Background: Most revisions after intraocular lens (IOL) implantation are due to an insufficiency of the zonular apparatus. Frequently, an inferior decentration can be seen ("sunset syndrome"). In this clinical study, suture refixation of the haptics to the iris was assessed. Functional and morphological results were considered.

Method: 21 eyes with subluxation of the IOL were treated with iris sutures for refixation. The operation was performed under topical and intracameral anaesthesia. Refixation was achieved by suturing one or both haptics to one or two fixation points in the outer periphery of the iris. Complete zonular dialysis made it necessary to suture at two fixation spots. All eyes were examined preoperatively, at one day and three months postoperatively considering functional results and postoperative IOL centration.

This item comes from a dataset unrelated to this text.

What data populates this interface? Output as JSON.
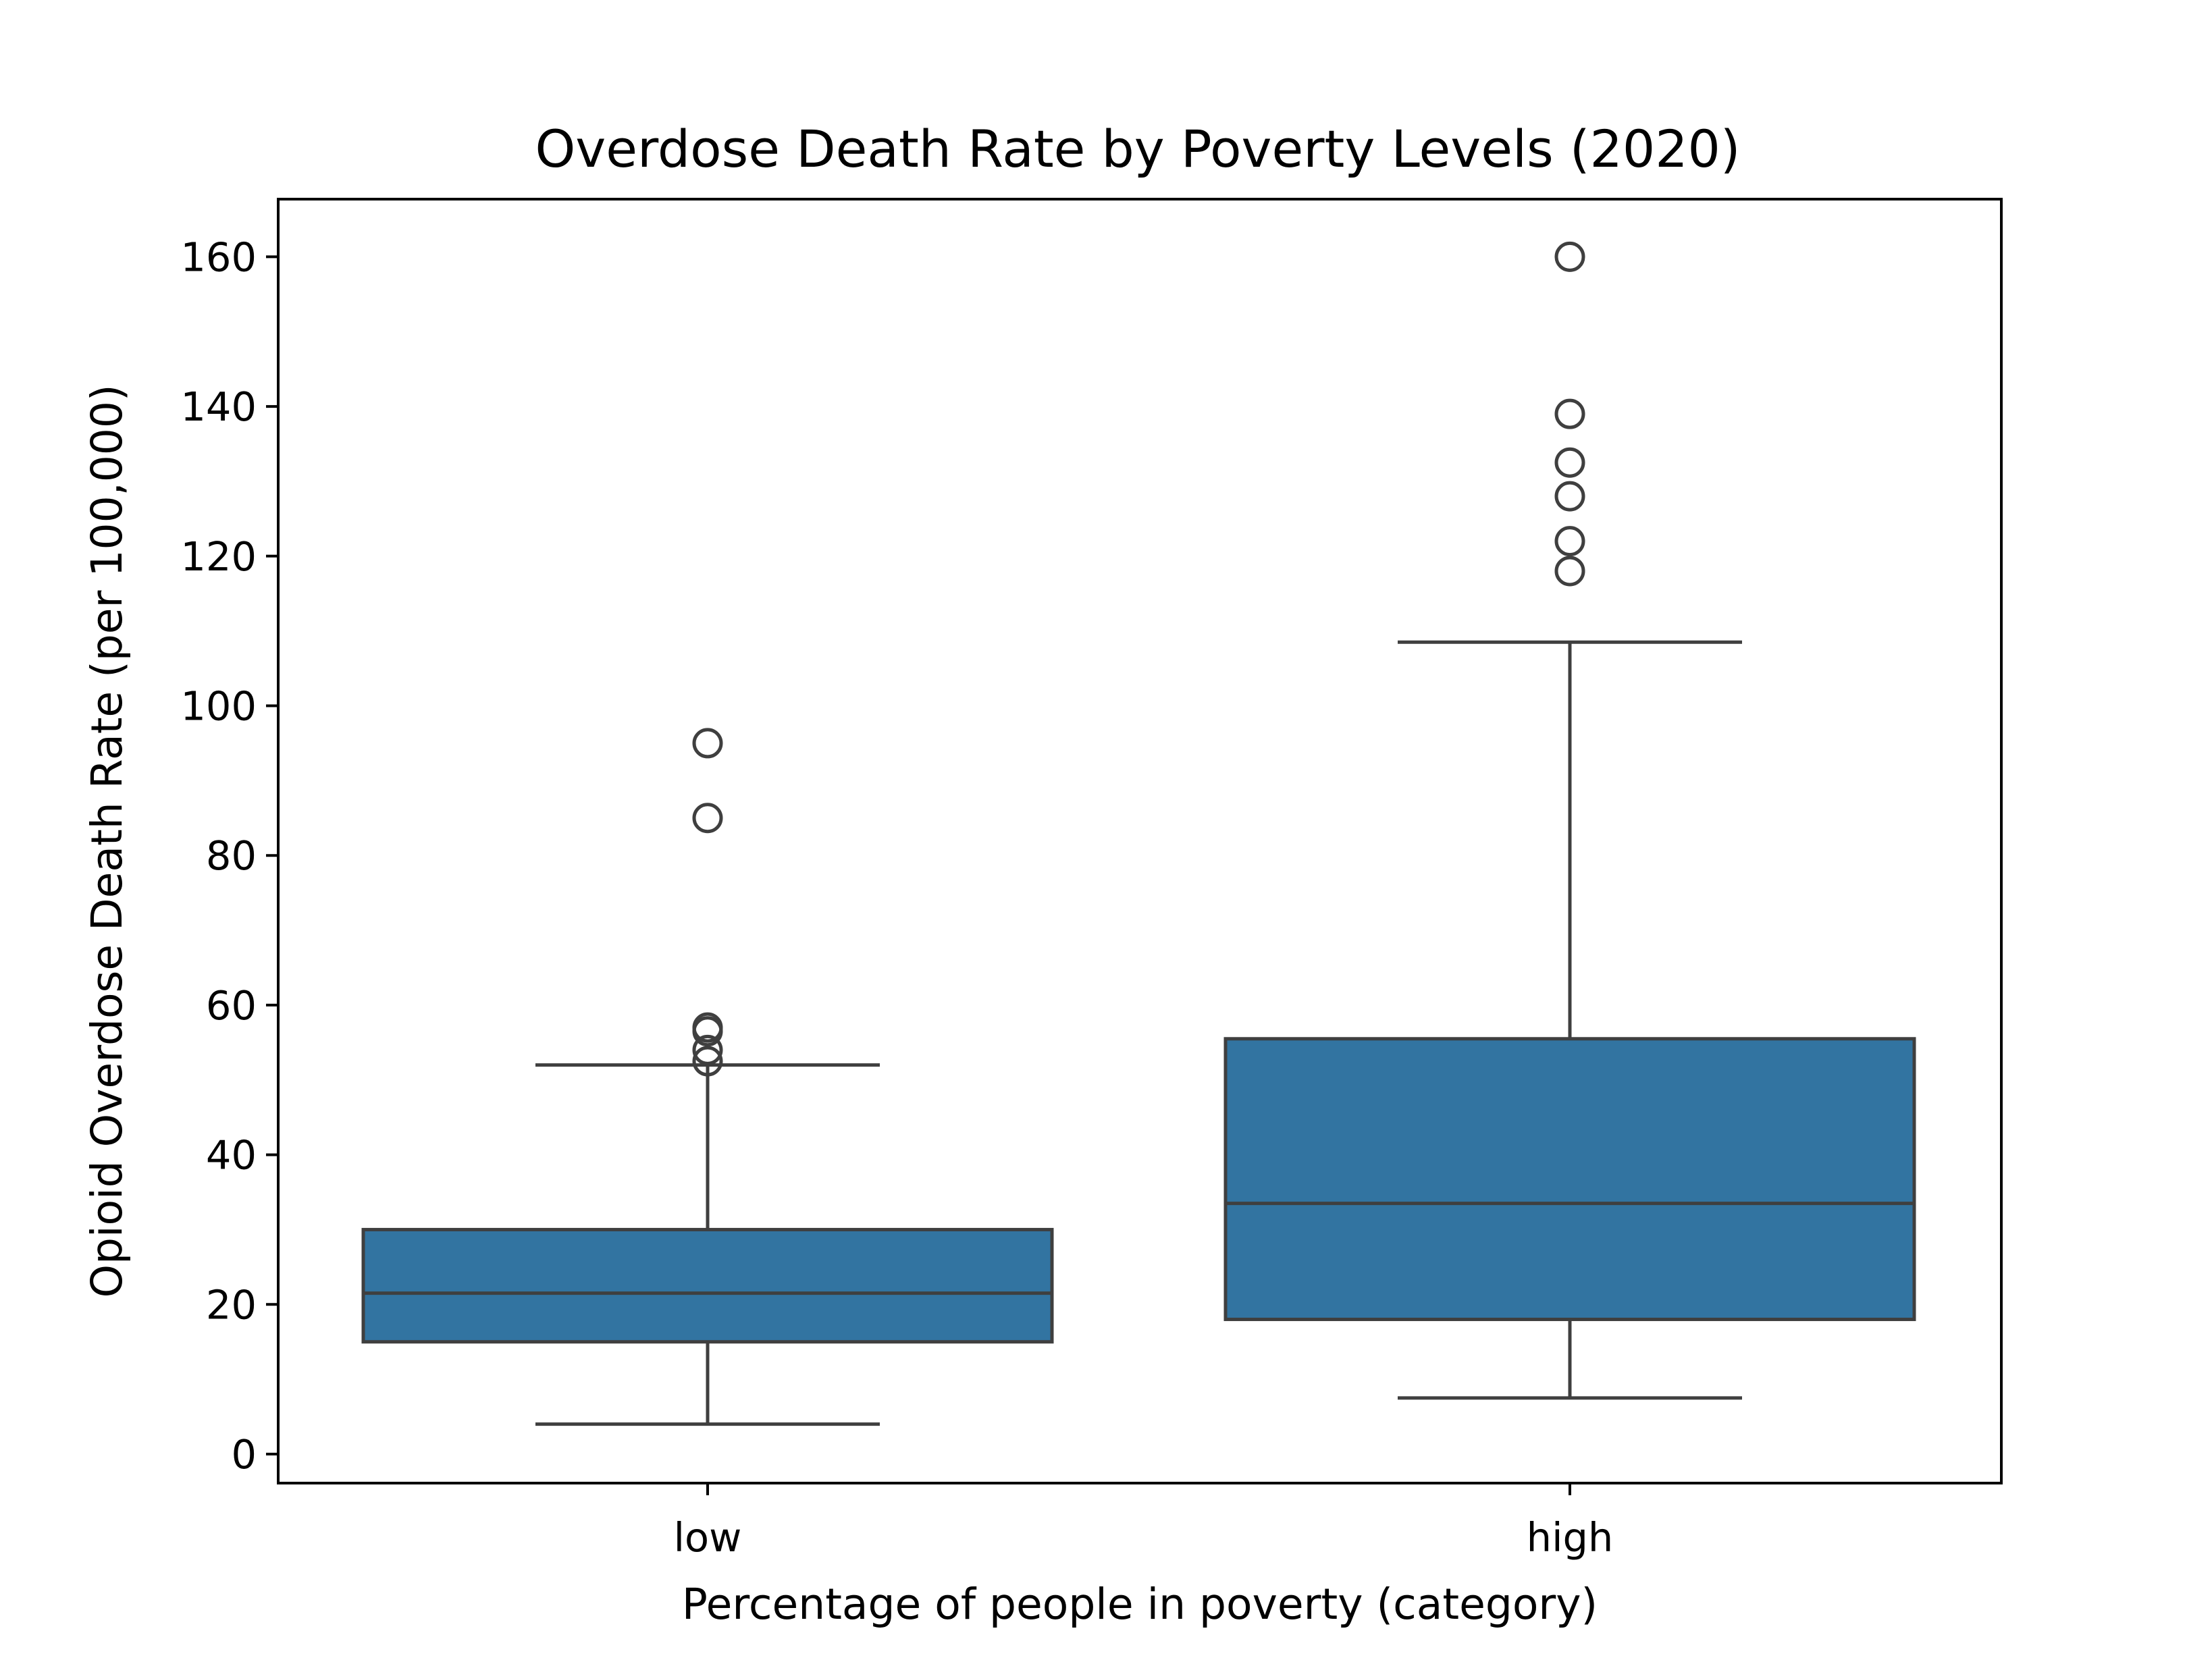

Results: In 15 eyes (71%), the IOL was optimally centred postoperatively. In 5 eyes (24%), a revision had to be performed due to instable centration. In one further case the IOL was minimally decentred, but its position was stable. Best corrected visual acuity was 0.3 +/- 0.2 preoperatively and 0.5 +/- 0.2 after three months. The mean refraction was stable in the postoperative course and astigmatism did not change significantly. There were no major complications intraoperatively or postoperatively, but a localised iris atrophy at the haptic fixation points was noted.

Conclusions: In the presence of a partially intact zonular apparatus, iris sutures are a safe and minimally invasive method for fixing a decentred IOL. Postoperative centration and functional results were stable after 3 months.